I believe that audio books can have considerable value. Listening to a recorded performance of a text one already knows can provide a new perspective and suggest emphases and nuances other than familiar ones. I have found also that recordings can be a useful tool in teaching: having students listen to a professional reading of a passage, following along in print, is a good entry to discussion. But although the teacher will select passages for discussion--I can't recommend spending eight to eleven hours of class time listening!--the recording should be unabridged. One doesn't have to be a purist to believe that the integrity of a classic text is a value to be preserved in teaching literature--and besides, it is almost impossible to follow a text where every few words, sentences, and paragraphs are missing. These reasons make the Naxos versions of Mark Twain's work unacceptable, professionally produced as they are.
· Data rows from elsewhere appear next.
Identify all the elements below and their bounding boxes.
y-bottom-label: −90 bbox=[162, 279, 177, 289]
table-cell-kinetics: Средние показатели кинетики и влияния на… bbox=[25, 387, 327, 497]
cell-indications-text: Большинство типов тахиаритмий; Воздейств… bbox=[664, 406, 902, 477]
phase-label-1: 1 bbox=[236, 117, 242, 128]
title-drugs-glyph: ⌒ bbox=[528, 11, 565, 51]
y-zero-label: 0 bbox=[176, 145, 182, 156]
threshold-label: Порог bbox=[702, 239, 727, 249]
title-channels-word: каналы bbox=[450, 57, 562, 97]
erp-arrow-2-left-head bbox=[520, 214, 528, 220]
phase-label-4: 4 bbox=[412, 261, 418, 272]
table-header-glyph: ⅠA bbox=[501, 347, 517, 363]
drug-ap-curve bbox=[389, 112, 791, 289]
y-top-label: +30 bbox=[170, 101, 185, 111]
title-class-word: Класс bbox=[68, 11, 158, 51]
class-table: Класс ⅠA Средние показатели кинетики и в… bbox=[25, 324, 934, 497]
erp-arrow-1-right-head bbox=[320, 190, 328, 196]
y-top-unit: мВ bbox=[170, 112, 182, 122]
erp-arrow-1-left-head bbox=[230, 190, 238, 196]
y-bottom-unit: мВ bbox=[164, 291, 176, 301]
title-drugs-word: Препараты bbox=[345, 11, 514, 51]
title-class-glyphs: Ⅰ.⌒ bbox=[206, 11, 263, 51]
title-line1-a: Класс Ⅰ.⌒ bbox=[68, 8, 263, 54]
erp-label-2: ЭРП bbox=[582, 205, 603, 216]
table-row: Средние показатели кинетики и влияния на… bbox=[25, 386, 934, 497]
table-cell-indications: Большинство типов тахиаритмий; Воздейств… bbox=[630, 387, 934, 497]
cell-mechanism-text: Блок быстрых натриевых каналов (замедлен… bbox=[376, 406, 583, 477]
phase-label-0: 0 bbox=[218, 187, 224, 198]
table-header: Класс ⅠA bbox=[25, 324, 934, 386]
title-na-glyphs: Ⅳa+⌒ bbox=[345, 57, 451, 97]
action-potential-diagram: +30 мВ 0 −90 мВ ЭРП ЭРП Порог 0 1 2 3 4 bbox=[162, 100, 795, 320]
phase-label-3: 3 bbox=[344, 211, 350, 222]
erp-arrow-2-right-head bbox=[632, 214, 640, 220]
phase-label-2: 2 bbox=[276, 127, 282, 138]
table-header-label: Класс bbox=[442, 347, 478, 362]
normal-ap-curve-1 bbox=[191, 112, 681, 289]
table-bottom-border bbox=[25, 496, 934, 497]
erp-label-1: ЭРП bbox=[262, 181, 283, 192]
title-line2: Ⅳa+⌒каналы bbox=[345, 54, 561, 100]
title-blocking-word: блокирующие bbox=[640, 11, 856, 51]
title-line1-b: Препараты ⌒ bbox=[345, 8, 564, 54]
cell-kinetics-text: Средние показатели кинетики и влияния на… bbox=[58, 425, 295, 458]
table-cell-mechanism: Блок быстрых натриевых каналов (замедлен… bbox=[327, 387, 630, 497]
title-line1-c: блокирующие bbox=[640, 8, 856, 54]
Nor are they to be recommended for listening in a more leisurely context, such as a drive to the beach: too much is missing of what makes these books what they are.
For readers of this review who are unfamiliar with audio books and would like to try one, I recommend an unabridged Huckleberry Finn read by Norman Dietz, available for around $20, including near the entrance at Barnes and Noble. It can also be downloaded--for free, as of this writing--in MP3 format, from recordedbooks.com. (I thank Kent Rasmussen for that information, as well as for helpful comments on this review. He adds a recommendation of Dietz's Roughing It.)